Troublant dans la vérité qu’il dénonce, Rapport sur la torture, témoigne sur les exactions commises par les USA en Irak pour tenter de gagner la guerre contre le terrorisme. Révoltant et passionnant à la fois.

Didactique, le Rapport sur la torture est la synthèse d’un rapport de 6 770 pages sur le traitement infligé par la CIA, couverte par l’administration Bush, aux prisonniers soupçonnés de terrorisme. Un ouvrage simplifié, imagé, truffé d’explications, avec une chronologie des faits détaillée. On plonge dans les abysses du pouvoir, du mensonge, de l’horreur, de tout ce que l’homme peut offrir de pire.

Dans la foulée du 11 septembre, la CIA a mis en place des techniques d’interrogatoire renforcées (TIR) sur des prisonniers irakiens afin d’obtenir des informations sur Al-Qaïda notamment. Qu’est-ce que les TIR ? Privation de sommeil, isolement de longue durée, nudité forcée, simulation de noyade... Des centaines d’hommes, dont certains sont mis en avant dans l’ouvrage, ont été victimes de ces pratiques.

Personnel constitué d’hommes connus pour des faits de violence, loi du silence, arrangements entre apparatchiks américains... L’ouvrage met aussi en exergue l’engrenage qui a entouré la mise en place de cette torture organisée et à quel point les représentants du pouvoir se sont laissés entraîner dans une spirale du mensonge.

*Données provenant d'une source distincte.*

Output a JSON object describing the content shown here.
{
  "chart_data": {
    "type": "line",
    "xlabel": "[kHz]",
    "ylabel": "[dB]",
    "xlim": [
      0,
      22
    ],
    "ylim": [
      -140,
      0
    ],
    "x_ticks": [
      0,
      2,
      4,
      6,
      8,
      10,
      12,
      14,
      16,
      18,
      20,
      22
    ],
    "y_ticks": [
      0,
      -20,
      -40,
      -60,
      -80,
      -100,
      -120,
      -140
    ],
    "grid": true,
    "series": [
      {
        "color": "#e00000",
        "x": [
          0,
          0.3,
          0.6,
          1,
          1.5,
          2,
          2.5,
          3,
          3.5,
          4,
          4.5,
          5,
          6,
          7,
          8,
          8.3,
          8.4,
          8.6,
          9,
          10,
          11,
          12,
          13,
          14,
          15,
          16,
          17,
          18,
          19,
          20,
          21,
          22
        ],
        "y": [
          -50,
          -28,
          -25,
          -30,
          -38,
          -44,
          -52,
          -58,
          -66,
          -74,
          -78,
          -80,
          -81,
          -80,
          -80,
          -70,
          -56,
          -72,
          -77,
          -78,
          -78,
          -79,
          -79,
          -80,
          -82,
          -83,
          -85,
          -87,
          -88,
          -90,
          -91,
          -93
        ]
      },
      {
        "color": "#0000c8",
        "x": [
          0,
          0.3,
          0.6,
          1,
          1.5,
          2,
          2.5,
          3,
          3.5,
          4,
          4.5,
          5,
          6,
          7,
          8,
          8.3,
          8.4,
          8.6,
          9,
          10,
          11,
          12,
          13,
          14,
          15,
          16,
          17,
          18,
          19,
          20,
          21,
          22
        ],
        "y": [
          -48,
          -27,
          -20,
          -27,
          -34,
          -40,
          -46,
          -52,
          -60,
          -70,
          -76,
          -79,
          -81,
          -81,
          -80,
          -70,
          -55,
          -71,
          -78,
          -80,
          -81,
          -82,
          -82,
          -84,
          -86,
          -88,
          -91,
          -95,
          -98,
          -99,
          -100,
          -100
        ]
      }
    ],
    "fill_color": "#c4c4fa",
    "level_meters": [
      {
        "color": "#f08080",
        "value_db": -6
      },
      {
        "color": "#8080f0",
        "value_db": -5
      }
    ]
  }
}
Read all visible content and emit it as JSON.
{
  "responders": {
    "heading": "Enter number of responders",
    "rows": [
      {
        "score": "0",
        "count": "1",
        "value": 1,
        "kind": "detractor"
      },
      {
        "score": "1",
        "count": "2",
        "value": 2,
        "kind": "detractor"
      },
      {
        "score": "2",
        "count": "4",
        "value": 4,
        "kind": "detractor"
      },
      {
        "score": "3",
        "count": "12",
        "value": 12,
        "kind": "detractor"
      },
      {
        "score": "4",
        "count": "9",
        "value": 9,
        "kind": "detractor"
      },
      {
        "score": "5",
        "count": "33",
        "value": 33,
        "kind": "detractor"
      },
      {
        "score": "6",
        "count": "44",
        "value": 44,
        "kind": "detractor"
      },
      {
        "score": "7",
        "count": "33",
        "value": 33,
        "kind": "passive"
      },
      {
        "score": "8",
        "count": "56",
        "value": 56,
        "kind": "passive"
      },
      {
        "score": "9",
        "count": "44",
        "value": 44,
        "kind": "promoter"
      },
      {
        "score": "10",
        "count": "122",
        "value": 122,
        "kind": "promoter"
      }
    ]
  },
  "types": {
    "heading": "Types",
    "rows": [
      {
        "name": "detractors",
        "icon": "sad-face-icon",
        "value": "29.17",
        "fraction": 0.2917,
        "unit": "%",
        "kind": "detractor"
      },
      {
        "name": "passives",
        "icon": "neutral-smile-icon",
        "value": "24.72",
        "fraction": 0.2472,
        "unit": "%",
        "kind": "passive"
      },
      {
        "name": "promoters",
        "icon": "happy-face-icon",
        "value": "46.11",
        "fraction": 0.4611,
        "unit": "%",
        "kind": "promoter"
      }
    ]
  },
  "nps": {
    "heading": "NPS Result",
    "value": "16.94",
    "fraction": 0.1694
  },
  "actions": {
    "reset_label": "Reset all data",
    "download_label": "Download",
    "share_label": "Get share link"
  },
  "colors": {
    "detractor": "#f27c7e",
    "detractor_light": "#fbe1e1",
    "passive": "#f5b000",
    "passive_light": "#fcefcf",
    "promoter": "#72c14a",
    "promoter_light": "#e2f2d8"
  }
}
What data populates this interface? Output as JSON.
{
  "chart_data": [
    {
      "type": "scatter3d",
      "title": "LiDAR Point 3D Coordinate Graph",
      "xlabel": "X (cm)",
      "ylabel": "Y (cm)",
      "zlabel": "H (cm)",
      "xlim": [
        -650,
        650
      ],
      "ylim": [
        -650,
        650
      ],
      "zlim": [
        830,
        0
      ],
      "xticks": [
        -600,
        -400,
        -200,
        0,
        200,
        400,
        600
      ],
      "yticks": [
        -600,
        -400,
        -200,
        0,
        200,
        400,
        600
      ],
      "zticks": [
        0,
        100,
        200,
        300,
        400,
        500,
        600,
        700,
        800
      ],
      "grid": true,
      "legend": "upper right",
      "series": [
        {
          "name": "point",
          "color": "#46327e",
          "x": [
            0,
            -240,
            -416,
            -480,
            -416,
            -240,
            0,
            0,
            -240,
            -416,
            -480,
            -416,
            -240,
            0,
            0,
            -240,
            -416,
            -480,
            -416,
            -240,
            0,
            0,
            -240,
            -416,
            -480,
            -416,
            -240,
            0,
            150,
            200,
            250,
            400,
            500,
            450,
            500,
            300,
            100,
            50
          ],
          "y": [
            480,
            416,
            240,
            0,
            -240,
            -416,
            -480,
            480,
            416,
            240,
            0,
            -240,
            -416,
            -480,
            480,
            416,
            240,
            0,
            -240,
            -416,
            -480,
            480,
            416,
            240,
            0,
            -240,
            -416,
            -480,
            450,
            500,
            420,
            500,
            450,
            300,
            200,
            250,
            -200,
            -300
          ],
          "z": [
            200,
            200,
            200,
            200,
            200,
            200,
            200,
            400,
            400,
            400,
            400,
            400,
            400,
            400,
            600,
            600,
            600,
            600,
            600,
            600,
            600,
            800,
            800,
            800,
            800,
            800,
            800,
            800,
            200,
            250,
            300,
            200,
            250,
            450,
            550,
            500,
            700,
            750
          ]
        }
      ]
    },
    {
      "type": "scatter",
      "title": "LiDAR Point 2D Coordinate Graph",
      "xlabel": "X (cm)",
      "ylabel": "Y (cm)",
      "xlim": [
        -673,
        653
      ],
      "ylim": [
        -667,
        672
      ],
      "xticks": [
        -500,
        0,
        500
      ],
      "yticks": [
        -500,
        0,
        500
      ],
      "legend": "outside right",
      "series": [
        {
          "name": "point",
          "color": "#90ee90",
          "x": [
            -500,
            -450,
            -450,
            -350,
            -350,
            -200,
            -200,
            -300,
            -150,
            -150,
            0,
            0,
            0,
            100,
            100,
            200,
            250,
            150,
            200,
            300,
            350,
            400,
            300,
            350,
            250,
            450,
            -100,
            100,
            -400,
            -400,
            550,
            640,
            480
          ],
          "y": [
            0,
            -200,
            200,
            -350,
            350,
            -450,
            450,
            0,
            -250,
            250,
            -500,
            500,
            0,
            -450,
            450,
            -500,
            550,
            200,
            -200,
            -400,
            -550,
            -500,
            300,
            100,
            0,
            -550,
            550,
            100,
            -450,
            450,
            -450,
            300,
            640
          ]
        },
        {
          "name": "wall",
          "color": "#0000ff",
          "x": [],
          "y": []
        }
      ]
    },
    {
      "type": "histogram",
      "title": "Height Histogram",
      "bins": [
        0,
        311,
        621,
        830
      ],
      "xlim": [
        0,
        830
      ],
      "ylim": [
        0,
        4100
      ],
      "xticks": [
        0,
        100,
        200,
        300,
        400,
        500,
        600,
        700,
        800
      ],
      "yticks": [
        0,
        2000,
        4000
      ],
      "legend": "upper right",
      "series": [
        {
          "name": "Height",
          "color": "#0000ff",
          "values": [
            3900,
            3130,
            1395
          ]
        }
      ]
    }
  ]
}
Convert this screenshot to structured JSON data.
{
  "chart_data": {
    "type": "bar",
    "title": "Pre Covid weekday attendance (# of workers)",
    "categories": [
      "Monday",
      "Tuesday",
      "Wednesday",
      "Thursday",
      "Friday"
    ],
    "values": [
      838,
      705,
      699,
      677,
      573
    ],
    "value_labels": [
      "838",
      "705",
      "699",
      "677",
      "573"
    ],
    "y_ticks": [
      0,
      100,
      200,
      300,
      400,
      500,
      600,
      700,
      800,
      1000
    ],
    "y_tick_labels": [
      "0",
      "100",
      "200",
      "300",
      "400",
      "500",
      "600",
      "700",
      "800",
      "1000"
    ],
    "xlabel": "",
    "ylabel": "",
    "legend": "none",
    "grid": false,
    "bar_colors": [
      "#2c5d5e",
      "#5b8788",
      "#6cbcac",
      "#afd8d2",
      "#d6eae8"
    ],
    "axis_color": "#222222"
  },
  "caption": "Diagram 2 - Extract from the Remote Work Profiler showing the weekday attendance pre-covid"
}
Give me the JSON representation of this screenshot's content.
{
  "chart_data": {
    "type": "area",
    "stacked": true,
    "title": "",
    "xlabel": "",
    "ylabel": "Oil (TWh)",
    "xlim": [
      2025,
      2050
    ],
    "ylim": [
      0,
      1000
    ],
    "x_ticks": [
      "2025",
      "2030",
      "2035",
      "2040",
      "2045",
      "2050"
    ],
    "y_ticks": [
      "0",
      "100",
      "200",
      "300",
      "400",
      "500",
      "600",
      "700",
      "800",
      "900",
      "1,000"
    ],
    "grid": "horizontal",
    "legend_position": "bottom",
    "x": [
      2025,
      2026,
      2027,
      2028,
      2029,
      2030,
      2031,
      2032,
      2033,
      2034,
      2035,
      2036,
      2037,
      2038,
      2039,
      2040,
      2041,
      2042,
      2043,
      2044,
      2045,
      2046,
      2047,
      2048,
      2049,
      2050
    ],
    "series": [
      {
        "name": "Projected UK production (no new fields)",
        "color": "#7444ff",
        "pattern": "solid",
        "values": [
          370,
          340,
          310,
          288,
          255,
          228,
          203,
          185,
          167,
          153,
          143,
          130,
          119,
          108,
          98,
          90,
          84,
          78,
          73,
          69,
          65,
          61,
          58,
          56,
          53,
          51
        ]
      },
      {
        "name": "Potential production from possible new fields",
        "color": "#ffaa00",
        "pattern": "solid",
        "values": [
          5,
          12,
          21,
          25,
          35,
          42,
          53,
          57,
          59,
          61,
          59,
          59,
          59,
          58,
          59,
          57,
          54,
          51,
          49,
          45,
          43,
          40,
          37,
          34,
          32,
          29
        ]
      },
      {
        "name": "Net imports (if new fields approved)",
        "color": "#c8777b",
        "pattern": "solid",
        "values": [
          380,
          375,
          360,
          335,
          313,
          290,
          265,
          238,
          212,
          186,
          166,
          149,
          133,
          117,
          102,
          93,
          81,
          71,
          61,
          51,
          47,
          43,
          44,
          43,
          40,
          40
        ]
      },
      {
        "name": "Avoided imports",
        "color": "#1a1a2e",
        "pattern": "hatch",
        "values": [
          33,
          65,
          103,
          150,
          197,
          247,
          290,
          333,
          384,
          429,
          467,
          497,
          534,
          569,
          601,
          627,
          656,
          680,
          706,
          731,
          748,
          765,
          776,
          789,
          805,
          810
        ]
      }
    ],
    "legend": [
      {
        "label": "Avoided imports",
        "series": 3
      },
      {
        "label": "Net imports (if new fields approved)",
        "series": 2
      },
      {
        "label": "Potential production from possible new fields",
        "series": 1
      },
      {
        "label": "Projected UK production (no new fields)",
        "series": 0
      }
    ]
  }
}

Seuls défauts de cette adaptation en BD du rapport sénatorial : la narration répétitive. Quant au dessin, en noir et blanc avec quelques jeux d’ombres, conventionnel n’apporte rien de nouveau au propos. Dommage pour un sujet aussi grave...

Ce documentaire BD a tout du moins le mérite de montrer que, en période de guerre, il n’y a ni gentils ni méchants, simplement des Hommes qui ne savent plus ce qu’ils font.